Imagine you want to perform a memory-heavy computation, whose size of data set is not known in advance. (This post is inspired by the implementation of the SAT/SMT solver mSAT.) You would like this computation to fail gracefully if memory becomes insufficient. How can you do it?
The Out_of_memory
exception
The first thing you might think about is the Out_of_memory
exception. You simply run the computation inside an exception handler, expecting to receive this exception if memory ever becomes exhausted. However, for several reasons this is not reliable. First, the program is not always notified of failing allocations and gets killed instead much after, when it tries to access the memory for the first time (this behaviour of the operating system is called overcommitting). But this is the least problem, because you quickly figure out how to get rid of overcommitting, for instance by setting a hard memory limit to your process using ulimit
.
However, you then encounter the second issue: in OCaml, if a minor allocation fails, then the program will issue a fatal error instead of raising Out_of_memory
. That’s it: Out_of_memory
is only reliable for allocations that are guaranteed to go directly on the major heap (by default those bigger than 256 words, or those performed for bigarrays or unmarshalling). Not for repeated small allocations on the minor heap, which would represent most allocations in a functional program. (There are bug reports about this, but making Out_of_memory
reliable is reported to be non-trivial.)
GC alarms
GC alarms are callbacks which run at the end of major GC cycles. They are registered with Gc.create_alarm
. Now observe this cool trick:
let run_with_memory_limit limit f =
let limit_memory () =
let mem = Gc.(quick_stat ()).heap_words in
if mem > limit / (Sys.word_size / 8) then raise Out_of_memory
in
let alarm = Gc.create_alarm limit_memory in
Fun.protect f ~finally:(fun () -> Gc.delete_alarm alarm ; Gc.compact ())

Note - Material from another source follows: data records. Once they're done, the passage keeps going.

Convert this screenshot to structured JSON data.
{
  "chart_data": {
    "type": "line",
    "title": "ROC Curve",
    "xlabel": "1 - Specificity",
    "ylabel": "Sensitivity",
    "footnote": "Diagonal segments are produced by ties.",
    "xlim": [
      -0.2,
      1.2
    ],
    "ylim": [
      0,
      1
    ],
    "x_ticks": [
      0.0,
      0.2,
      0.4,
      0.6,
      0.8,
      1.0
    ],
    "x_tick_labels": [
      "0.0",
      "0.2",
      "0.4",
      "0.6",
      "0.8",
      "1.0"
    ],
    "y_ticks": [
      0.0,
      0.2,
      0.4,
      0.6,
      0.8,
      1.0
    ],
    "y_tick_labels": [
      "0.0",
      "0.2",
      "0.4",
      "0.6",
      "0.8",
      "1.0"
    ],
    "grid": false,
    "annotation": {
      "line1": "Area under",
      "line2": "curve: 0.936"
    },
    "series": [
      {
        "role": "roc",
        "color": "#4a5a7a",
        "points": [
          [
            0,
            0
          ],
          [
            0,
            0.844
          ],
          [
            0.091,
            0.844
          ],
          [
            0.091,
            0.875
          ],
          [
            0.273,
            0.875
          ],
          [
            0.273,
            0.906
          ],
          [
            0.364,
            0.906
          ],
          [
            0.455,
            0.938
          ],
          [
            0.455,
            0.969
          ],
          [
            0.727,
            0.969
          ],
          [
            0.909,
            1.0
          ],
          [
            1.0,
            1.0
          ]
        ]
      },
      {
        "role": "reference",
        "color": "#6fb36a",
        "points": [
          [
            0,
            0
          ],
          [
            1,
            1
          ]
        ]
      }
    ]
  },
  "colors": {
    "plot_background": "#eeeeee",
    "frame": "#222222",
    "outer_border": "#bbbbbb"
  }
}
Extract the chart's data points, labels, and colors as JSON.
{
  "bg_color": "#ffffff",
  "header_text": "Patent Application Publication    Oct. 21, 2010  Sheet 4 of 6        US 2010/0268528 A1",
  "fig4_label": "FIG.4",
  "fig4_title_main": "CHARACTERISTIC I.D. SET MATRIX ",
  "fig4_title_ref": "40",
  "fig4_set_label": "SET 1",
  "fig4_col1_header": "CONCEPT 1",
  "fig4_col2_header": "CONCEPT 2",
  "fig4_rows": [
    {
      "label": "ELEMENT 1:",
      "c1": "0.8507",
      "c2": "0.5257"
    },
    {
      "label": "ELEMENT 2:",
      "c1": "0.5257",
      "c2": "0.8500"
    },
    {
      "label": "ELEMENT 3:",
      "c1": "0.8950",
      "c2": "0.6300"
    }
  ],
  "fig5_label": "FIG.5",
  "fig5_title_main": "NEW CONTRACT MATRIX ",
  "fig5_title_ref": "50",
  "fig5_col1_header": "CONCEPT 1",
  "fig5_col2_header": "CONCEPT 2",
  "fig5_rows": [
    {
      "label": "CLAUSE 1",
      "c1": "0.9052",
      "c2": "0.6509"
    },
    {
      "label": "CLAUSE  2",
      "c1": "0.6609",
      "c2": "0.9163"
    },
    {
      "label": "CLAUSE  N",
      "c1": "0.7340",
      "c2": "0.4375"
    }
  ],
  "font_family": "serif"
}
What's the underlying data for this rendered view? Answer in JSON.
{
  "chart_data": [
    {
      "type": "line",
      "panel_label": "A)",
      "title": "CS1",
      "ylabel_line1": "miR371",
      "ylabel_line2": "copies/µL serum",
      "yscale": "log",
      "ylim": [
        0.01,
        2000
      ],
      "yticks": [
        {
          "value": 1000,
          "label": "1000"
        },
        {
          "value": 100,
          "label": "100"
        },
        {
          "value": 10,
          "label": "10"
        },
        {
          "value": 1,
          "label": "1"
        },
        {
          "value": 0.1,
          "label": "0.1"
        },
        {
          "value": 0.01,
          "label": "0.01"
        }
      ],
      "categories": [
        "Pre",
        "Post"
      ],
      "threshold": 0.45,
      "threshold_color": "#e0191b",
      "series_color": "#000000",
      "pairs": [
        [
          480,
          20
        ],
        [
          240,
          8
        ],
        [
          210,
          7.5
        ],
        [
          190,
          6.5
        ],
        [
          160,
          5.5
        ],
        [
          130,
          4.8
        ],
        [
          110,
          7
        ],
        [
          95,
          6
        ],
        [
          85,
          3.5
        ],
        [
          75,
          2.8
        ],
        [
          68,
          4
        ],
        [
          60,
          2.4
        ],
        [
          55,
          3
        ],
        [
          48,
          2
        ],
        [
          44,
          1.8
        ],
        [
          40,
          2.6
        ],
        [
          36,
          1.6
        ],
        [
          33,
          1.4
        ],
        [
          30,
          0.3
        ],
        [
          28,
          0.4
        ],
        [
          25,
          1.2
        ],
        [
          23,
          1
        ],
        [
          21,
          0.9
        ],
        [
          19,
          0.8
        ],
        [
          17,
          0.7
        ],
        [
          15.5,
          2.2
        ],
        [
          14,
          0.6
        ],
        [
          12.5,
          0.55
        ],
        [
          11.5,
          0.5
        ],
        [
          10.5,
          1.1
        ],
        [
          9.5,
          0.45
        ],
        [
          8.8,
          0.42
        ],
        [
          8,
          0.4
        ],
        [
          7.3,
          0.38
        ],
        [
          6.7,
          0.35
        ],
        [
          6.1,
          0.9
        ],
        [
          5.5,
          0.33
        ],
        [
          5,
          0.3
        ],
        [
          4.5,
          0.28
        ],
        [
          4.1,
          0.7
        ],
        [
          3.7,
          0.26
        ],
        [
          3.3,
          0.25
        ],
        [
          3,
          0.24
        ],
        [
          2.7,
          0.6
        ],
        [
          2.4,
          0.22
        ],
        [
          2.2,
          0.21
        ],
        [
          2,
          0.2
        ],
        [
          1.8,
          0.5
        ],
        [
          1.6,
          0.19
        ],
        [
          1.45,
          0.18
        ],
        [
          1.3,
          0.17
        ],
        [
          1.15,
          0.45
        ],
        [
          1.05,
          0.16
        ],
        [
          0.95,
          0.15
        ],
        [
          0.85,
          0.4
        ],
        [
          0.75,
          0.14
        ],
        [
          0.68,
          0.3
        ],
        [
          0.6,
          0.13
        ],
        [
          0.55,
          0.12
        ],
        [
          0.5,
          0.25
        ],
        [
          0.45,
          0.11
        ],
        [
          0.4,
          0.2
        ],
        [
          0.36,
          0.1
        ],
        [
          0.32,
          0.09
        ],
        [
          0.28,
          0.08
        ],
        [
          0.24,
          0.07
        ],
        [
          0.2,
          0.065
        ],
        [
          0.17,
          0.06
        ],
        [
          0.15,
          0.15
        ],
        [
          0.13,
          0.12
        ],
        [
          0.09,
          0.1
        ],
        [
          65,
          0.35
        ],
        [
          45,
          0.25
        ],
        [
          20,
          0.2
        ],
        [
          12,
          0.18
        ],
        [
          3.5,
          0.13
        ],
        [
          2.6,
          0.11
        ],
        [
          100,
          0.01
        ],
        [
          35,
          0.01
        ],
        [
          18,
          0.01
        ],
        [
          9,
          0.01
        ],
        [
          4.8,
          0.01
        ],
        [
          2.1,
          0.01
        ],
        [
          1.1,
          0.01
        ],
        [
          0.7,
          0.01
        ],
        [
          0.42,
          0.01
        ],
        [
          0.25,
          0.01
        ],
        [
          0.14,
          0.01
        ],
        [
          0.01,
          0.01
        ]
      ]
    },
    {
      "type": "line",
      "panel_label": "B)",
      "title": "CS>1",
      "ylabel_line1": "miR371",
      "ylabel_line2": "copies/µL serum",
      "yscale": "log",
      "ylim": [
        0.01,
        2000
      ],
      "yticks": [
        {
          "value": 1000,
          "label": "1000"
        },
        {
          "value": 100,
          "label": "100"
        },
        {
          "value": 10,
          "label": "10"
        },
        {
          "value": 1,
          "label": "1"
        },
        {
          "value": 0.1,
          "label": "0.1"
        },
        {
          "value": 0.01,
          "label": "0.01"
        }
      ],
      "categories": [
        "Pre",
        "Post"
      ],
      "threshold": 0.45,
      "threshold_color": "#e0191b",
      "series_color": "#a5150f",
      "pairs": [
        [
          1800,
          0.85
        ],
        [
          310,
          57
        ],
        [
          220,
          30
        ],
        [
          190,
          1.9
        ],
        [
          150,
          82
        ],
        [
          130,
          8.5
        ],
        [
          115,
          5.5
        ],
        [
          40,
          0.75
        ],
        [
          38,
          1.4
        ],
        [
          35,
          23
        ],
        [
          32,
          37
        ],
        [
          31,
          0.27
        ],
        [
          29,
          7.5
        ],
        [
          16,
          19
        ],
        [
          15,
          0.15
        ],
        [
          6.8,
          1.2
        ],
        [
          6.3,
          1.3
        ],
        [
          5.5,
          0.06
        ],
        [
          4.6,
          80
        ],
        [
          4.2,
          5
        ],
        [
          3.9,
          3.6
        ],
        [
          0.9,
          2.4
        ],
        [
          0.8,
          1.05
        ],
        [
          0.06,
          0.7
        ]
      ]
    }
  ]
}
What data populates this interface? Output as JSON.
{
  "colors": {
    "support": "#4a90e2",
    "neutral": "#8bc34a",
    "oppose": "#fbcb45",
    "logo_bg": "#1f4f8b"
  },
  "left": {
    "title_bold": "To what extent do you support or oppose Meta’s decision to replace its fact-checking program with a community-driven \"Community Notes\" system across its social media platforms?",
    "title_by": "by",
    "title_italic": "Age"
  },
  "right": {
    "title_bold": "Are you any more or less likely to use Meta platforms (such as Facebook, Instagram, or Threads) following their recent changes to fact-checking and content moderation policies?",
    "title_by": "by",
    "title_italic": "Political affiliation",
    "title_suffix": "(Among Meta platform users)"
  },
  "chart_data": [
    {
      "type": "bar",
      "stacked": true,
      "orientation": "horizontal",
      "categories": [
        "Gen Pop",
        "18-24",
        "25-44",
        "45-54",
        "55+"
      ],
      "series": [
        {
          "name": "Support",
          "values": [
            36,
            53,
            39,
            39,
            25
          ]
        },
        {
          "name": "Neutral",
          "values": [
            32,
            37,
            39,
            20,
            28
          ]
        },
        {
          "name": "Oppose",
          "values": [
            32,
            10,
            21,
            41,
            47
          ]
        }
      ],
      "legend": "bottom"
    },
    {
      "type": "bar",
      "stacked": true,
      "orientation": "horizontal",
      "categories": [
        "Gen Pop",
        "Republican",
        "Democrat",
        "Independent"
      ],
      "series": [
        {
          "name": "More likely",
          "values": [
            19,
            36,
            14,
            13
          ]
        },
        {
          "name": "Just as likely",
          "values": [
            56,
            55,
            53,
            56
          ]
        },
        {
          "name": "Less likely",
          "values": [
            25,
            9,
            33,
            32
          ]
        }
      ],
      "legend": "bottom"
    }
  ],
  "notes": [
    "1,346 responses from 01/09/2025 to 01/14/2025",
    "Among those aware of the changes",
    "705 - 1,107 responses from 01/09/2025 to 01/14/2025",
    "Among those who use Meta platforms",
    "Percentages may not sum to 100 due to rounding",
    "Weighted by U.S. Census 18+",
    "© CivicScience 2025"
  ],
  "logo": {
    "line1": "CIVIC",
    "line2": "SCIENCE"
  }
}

That’s it, we simply raise Out_of_memory
from the Gc alarm. You can try it in the toplevel on a memory-hungry function:
let f () =
let x = ref [] in
let rec f () = x := ()::!x ; f () in
f ();;
run_with_memory_limit 1000000000 f;;
Caveat
This is not reliable with multi-threaded programs, because we do not know in which thread the exception must be raised. This is fine for programs like mSAT and many logic/language tools, because such tools are rarely limited by blocking IO, so they do not lose much by remaining single-threaded in the absence of true parallelism. (Haskell proposes per-thread allocation limits as a built-in feature, which manifests itself likewise as an asynchronous exception.)
Implementation
Behind each Gc alarm, there is a finalised block. The finaliser calls the callback, and sets itself to run again at the next cycle. Thus, the memory limit (thus implemented) is an example of asynchronous exception usefully arising from a finaliser. Was such a use of Gc alarms expected when they were conceived? History did not tell.